Joe Biden said he did so in front of Ukraine’s ambassador to the United States, who was the guest of honor for the second year in a row.
He also did not directly mention the incident in which the U.S. military shot down a suspected Chinese spy balloon, but hinted at the decision, saying “if China threatens our sovereignty, we will act to protect our country.” But Biden also insisted that the United States seeks competition, not conflict, with Beijing. He did so in the face of a majority of Republicans interested in getting tougher on ensuring American technology doesn’t end up in Chinese hands and trying to cut off the flow of American capital to Chinese companies. “China is spying on us,” Rep. Marjorie Taylor-Green, R-D., yelled when Biden spoke of the rivalry between the two countries.
Certainly the Europeans, especially the French and Germans, paid great attention to the speech. These days, French and German finance ministers are in Washington addressing their concerns about the US inflation and CHIPS laws. And, of course, they have received with concern the message of economic nationalism that has been heard and applauded by Democrats and Republicans alike.
get the job done
Joe Biden also urged Republicans to help him “finish” the work of rebuilding the economy and restoring confidence in American democracy. So President Biden is threading the needle the hard way, arguing that he has achieved great success and results and that there is still much more work to be done. His restraint, therefore, appears to distill an argument in favor of his re-election. Moreover, a year into the national campaign, there are few other ways to understand the speech as part of his impending candidacy.
But polls show he has struggled to convince voters he deserves re-election despite a productive year from a legislative standpoint that has invested heavily in the economy and reduced recession fears. According to several polls, a majority of Americans believe the president accomplished “not much” or “little or nothing” in his first two years in office, that the country isn’t moving in the right direction, and that Democrats’ Percent want Biden to run for re-election.
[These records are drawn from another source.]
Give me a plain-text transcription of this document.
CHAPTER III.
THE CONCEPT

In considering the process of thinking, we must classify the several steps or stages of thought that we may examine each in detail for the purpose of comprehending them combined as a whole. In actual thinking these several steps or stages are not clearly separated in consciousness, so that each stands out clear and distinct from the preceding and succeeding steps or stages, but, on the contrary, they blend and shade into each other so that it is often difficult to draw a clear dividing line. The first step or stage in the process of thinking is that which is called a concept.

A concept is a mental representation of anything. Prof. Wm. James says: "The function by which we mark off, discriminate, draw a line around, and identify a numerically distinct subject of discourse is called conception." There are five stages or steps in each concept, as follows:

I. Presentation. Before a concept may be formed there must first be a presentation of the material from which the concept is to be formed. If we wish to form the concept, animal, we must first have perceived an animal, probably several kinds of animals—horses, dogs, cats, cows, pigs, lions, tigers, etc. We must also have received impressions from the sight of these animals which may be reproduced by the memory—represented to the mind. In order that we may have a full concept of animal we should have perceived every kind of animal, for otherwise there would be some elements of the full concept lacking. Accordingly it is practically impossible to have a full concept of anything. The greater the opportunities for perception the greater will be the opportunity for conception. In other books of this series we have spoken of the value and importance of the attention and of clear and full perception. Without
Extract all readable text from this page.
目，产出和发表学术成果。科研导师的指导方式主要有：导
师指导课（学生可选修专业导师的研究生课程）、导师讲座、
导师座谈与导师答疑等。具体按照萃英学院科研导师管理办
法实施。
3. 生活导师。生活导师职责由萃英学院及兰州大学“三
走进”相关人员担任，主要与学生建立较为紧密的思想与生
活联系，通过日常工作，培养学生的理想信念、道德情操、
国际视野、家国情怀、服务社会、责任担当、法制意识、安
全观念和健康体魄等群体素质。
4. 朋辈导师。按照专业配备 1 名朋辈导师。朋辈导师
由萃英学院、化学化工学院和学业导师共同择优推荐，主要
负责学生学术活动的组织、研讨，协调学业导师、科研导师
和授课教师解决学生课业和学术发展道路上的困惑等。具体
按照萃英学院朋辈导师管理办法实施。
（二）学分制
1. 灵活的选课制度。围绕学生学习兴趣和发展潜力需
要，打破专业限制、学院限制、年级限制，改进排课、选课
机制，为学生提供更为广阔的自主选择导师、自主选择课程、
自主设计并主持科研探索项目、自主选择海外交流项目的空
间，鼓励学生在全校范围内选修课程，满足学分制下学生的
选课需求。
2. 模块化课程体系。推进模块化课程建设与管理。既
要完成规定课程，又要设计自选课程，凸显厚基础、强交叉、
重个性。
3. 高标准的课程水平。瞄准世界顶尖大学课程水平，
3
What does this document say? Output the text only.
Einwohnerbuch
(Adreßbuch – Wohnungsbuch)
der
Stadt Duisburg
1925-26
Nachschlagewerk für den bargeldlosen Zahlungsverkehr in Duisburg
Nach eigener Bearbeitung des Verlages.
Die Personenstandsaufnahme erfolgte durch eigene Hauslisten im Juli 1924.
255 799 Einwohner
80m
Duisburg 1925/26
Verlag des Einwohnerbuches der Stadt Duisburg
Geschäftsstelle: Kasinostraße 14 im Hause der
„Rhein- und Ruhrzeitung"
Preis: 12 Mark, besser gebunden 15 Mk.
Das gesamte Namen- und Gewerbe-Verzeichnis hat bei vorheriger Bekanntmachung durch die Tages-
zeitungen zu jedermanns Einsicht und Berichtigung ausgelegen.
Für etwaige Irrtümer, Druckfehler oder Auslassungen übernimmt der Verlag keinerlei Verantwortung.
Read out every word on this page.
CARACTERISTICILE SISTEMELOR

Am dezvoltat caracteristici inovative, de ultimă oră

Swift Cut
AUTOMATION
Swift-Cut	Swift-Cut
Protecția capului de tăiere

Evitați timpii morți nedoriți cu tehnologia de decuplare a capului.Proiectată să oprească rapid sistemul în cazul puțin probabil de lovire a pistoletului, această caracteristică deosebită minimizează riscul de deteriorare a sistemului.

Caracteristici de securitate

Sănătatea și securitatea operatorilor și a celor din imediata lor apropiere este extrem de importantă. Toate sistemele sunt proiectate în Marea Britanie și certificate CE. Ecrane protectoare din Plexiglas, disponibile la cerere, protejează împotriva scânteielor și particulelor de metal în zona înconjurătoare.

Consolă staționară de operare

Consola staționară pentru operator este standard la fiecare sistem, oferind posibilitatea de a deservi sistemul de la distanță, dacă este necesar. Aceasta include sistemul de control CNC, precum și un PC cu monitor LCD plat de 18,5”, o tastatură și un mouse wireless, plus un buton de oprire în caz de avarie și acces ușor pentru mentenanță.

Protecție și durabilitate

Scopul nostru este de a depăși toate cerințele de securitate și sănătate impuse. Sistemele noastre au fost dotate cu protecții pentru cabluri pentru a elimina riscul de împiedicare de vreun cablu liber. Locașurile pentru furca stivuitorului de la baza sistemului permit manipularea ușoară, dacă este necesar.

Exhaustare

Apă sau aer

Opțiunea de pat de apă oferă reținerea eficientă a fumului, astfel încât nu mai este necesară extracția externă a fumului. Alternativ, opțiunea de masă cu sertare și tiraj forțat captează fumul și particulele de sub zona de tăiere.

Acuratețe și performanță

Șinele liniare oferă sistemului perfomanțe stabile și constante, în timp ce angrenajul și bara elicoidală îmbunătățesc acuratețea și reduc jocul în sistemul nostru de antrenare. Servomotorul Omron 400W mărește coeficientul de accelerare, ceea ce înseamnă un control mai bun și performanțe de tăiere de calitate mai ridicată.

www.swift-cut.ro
Yet at a critical moment when the glow of better-than-expected Democratic midterm results is fading, a staunchly optimistic Biden is on stage. Although not an eloquent speaker, he sought to convey a political message of empathy and help to ordinary Americans, acknowledging that many Americans still felt anxious and far from feeling safe or prosperous. He spoke about the kind of life Americans aspire to, decent jobs, people’s discomfort and their feeling that their future has been stolen.
The State of the Union address is an important political and agenda tool for any president. For an 80-year-old chief executive, about to launch a re-election campaign and mired in low approval ratings, this is a rare opportunity to gain unfiltered access to Americans in a situation he knows so well. Biden has been underappreciated throughout his political career. He still retains the ability to connect with the public, and in the eyes of many voters, he is decent. As such, the US president delivered a majestic performance that could get at least a short-term boost. from time to time.
IMAGE: U.S. President Joe Biden delivers his 2023 State of the Union address. Image: White House, via Wikimedia Commons.